Grüne Zukunft für die Luftfahrt: Concrete Chemicals plant größte E-Kerosin-Anlage Deutschlands
Mit einem bemerkenswerten Förderbeitrag von 350 Millionen Euro stößt Concrete Chemicals, ein Gemeinschaftsunternehmen von Enertrag und Zaffra, auf großes Interesse in der Energiebranche. Die geplante Produktionsanlage im nordostdeutschen Schwedt, unterstützt durch das Bundeswirtschaftsministerium, soll zur führenden Einrichtung für synthetische Flugzeugkraftstoffe avancieren. Diese ambitionierte Initiative gilt als „zentraler Vorreiter“ im Bereich der klimafreundlichen Energieerzeugung.
Die innovative Anlage nutzt CO2 aus Biomasse, kombiniert mit erneuerbar erzeugtem Wasserstoff, um eine nachhaltige Alternative zu herkömmlichem Kerosin zu schaffen. Der ursprünglich in Rüdersdorf geplante Standort wurde nun an das Gelände der Ölraffinerie PCK Schwedt verlegt, was durch das Bundeswirtschaftsministerium unterstützt wird. Dort werden dem Unternehmen passende Flächen gepachtet.

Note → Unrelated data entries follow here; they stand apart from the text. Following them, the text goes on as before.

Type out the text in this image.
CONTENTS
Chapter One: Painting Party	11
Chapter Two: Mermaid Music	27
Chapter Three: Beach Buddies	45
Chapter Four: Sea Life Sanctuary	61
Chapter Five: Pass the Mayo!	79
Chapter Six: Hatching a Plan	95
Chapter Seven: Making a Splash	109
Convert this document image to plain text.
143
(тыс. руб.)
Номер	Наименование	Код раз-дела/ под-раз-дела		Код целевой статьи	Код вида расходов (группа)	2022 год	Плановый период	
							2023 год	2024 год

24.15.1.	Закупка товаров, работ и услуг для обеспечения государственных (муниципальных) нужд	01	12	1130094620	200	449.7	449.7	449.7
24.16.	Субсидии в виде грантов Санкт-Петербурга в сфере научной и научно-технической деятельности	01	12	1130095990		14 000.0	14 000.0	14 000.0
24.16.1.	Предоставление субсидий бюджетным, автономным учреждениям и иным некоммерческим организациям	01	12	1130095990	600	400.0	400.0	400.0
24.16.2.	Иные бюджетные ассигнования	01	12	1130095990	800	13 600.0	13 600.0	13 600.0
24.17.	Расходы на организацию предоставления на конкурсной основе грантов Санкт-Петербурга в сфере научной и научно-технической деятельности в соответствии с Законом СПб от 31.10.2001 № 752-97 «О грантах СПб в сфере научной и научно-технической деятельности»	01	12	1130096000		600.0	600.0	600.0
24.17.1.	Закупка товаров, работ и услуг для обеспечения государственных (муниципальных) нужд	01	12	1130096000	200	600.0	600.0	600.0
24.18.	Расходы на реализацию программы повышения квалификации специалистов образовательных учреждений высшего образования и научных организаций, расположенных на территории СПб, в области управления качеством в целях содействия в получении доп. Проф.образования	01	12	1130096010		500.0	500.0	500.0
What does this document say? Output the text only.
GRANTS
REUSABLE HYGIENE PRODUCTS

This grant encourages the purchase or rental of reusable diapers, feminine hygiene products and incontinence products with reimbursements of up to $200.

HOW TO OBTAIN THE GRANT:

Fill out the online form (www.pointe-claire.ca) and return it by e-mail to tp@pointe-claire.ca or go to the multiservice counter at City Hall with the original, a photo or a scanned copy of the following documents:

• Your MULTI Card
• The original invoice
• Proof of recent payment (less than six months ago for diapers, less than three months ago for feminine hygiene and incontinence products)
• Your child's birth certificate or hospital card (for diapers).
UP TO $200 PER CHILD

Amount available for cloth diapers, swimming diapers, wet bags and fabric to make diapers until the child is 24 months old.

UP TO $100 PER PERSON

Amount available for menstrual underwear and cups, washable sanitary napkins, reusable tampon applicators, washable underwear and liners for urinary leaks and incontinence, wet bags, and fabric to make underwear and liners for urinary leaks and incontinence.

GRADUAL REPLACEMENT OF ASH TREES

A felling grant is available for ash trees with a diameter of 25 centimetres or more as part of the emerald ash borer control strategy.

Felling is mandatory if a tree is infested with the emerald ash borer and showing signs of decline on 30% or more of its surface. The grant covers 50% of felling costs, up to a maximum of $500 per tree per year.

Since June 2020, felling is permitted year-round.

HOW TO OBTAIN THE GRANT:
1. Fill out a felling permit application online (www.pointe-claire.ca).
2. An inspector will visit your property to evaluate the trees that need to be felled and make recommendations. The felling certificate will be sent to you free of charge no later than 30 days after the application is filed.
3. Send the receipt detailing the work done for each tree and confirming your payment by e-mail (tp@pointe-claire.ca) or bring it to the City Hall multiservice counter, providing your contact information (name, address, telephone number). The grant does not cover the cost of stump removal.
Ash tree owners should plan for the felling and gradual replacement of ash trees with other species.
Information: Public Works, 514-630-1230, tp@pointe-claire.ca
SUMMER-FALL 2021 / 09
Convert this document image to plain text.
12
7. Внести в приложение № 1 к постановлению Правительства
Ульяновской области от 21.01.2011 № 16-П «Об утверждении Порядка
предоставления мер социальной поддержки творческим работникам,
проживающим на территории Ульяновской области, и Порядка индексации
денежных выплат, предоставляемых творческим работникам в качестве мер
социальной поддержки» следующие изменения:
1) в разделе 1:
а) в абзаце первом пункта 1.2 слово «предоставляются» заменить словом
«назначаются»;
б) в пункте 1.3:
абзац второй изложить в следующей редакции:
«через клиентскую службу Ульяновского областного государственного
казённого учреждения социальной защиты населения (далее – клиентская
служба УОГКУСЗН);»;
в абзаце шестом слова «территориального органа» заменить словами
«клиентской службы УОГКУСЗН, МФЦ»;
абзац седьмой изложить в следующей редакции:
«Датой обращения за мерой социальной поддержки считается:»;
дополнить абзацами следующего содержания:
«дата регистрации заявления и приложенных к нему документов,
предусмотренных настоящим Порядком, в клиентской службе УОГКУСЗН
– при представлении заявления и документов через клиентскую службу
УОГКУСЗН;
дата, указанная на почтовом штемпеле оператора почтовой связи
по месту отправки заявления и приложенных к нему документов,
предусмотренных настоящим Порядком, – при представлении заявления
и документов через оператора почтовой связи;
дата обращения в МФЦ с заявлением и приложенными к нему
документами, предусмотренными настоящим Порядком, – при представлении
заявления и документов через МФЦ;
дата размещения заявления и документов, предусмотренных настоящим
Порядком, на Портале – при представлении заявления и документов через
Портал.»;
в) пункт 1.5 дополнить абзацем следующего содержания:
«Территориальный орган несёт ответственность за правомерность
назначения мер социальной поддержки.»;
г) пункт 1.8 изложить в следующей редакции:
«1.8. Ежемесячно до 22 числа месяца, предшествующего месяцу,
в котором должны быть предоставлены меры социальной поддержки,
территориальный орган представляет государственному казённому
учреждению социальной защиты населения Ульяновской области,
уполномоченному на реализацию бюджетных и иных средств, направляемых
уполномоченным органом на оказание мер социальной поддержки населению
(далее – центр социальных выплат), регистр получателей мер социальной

Der Startschuss für die Produktion ist für 2030 geplant. Voraussetzung für die Auszahlung der Fördermittel ist allerdings eine Genehmigung der Europäischen Kommission. Das Land Brandenburg wird einen beträchtlichen Teil der finanziellen Unterstützung übernehmen – insgesamt 104 Millionen Euro. Eine endgültige Investitionsentscheidung wird bis 2027 von Concrete Chemicals erwartet.
Ein bedeutender Partner wird der Papierhersteller Leipa, der das notwendige CO2 für das Power-to-Liquid-Verfahren bereitstellt, mit dem pro Jahr über 37.000 Tonnen synthetischer Kraftstoff produziert werden sollen. Diese Menge ermöglicht es, mindestens 100.000 Tonnen fossiles CO2 in der Luftfahrt einzusparen. Ab 2025 sind Airlines in der EU verpflichtet, mindestens zwei Prozent ihres Treibstoffs aus nachhaltigen Quellen zu beziehen, wobei dieser Anteil bis 2050 signifikant auf 70 Prozent ansteigen soll.
Dieser Fortschritt im Bereich synthetischer Kraftstoffe durch Concrete Chemicals könnte den Strukturwandel in Ostdeutschland nachhaltig beeinflussen und stärkt nicht zuletzt den Standort der PCK-Raffinerie in Schwedt. Laut Brandenburgs Wirtschaftsminister Daniel Keller (SPD) bietet das Projekt alle Voraussetzungen für eine vielversprechende Erfolgsgeschichte im Sektor der Wasserstoffwirtschaft.